29/06/2026
Après la place, descendons d'un cran : la cour de récréation. C'est le premier paysage quotidien de millions d'enfants, le lieu où ils courent, jouent et se retrouvent. Et pourtant, tant de cours sont devenues de simples rectangles de bitume : une dalle nue qui cuit au soleil, sans un arbre, qu'on traverse au lieu d'y vivre. Il existe une autre voie ☀️
PAS COMME ÇA — LA COUR-PARKING : La cour tout-bitume cumule les défauts. Sous le soleil, l'asphalte emmagasine la chaleur et la restitue toute la journée, et même la nuit : la cour devient une plaque brûlante où les enfants n'ont aucun coin d'ombre où souffler. L'eau de pluie, ne trouvant pas un pouce de terre, file à cent pour cent dans les réseaux au moindre orage. C'est un espace minéral et nu, alors qu'il devrait être leur premier jardin.
COMME ÇA — LA COUR QU'ON HABITE : À l'inverse, une cour repensée respire et rafraîchit. On retire une partie du bitume pour des sols qui boivent la pluie, on plante des arbres à haute tige dont l'ombre fait chuter la température, on ajoute des massifs, des coins de terre, un point d'eau. Là où la cour minérale renvoie la chaleur, la cour végétalisée gagne de trois à six degrés de fraîcheur ressentie, et jusqu'à huit degrés lors des canicules. Et au lieu de tout envoyer à l'égout, elle absorbe entre quarante et soixante-dix pour cent de la pluie sur place.

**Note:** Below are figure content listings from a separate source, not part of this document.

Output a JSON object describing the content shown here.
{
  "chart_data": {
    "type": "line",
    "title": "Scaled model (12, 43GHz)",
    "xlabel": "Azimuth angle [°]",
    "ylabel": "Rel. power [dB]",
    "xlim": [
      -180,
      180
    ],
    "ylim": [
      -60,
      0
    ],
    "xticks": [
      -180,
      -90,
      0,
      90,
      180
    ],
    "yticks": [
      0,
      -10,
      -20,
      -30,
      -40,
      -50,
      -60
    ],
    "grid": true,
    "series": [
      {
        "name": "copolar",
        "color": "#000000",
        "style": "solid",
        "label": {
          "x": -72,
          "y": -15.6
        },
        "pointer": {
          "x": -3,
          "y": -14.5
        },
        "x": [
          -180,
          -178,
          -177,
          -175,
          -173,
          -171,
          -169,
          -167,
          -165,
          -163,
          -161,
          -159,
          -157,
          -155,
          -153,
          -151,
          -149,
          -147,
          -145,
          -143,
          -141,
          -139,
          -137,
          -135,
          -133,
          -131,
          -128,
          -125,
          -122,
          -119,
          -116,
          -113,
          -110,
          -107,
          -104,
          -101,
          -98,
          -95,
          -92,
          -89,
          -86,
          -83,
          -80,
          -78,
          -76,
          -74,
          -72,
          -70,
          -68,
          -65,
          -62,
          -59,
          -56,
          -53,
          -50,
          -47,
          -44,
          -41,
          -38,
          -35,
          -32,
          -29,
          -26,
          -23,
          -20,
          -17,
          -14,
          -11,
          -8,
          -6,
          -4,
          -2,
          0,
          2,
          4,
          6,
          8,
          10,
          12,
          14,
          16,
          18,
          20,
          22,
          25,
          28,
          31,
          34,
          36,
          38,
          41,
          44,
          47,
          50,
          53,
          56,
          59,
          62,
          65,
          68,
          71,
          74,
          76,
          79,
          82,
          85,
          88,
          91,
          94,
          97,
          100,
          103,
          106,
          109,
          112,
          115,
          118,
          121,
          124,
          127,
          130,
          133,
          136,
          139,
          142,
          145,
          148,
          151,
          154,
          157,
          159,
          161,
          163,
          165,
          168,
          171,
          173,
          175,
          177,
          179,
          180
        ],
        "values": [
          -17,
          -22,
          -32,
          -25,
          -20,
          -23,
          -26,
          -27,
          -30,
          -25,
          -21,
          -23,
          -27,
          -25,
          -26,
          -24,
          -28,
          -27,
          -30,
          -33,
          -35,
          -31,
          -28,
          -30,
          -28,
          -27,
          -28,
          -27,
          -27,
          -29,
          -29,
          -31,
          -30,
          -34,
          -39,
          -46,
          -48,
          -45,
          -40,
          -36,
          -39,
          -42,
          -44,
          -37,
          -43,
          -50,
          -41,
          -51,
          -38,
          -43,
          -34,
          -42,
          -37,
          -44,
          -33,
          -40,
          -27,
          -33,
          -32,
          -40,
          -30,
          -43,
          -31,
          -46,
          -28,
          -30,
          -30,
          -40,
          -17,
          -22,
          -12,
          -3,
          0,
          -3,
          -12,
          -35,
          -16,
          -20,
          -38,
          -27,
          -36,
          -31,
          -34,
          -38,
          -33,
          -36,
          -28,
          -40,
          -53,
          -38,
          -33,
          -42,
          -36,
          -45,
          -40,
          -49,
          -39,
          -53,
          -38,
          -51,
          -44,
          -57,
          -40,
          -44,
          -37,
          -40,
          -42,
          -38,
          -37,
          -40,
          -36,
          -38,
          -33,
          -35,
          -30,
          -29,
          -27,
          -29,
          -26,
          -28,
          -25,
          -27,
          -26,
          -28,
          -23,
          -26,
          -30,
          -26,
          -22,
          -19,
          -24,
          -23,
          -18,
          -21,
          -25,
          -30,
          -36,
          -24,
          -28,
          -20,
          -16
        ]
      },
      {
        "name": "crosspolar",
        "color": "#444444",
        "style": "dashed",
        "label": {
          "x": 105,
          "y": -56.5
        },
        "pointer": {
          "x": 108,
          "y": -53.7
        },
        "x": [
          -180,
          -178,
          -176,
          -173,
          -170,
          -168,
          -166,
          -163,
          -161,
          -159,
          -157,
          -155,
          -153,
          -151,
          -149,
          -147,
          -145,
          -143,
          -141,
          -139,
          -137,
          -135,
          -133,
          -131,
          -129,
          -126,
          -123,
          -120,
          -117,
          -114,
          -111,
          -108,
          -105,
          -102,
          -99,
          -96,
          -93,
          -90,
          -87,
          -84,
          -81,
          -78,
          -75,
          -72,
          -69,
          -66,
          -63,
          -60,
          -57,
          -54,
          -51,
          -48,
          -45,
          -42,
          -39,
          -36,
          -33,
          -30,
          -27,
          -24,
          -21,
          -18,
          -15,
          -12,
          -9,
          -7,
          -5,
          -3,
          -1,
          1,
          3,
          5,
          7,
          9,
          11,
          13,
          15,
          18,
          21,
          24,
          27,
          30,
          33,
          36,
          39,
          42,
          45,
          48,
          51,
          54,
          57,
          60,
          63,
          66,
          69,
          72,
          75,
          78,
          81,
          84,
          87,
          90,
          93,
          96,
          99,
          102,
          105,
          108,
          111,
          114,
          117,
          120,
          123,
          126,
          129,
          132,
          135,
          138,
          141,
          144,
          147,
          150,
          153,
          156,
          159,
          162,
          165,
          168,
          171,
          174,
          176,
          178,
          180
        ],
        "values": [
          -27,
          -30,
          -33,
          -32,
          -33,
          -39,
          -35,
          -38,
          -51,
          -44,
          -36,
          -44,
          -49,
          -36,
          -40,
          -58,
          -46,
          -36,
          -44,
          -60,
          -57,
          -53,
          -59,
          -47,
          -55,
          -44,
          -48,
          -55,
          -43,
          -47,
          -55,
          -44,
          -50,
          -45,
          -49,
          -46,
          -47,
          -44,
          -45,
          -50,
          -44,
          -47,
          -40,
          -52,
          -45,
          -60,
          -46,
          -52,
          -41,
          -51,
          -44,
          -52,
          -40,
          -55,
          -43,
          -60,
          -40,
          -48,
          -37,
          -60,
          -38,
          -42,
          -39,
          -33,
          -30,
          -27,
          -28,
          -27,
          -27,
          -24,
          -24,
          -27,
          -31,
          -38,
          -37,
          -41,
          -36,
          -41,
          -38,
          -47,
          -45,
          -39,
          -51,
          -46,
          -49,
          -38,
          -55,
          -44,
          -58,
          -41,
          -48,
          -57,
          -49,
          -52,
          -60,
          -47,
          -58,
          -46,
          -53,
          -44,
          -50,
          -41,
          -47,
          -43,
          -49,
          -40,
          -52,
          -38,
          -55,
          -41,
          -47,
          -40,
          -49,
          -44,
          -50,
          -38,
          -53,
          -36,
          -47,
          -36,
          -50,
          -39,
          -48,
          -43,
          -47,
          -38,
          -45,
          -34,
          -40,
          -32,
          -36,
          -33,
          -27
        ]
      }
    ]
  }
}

ON GARDE TOUS LES USAGES : Et c'est là le plus important : on ne perd rien. La course, les jeux, le sport, l'espace pour toute une classe : tout demeure. On y ajoute seulement de l'ombre, des zones de calme, un support pédagogique vivant où observer la nature. La cour y gagne sur tous les tableaux : des enfants au frais, moins de tensions, et un premier contact quotidien avec le vivant.
UN CADRE, ET DES AIDES : Les communes ne sont pas seules. Ces projets s'inscrivent dans la loi Climat et Résilience, et les agences de l'eau peuvent financer une large part de la transformation. Tout se mène avec la mairie, l'équipe enseignante et les services techniques, dans un projet partagé. Je ne suis pas juriste : pour un projet, la mairie et l'inspection restent le bon point de départ.
La cour d'école n'a pas vocation à être un parking sans voiture. Elle peut redevenir un vrai morceau de nature, frais et vivant, où l'on grandit mieux. On garde les usages, on rend la terre au reste — et la récré reprend des couleurs.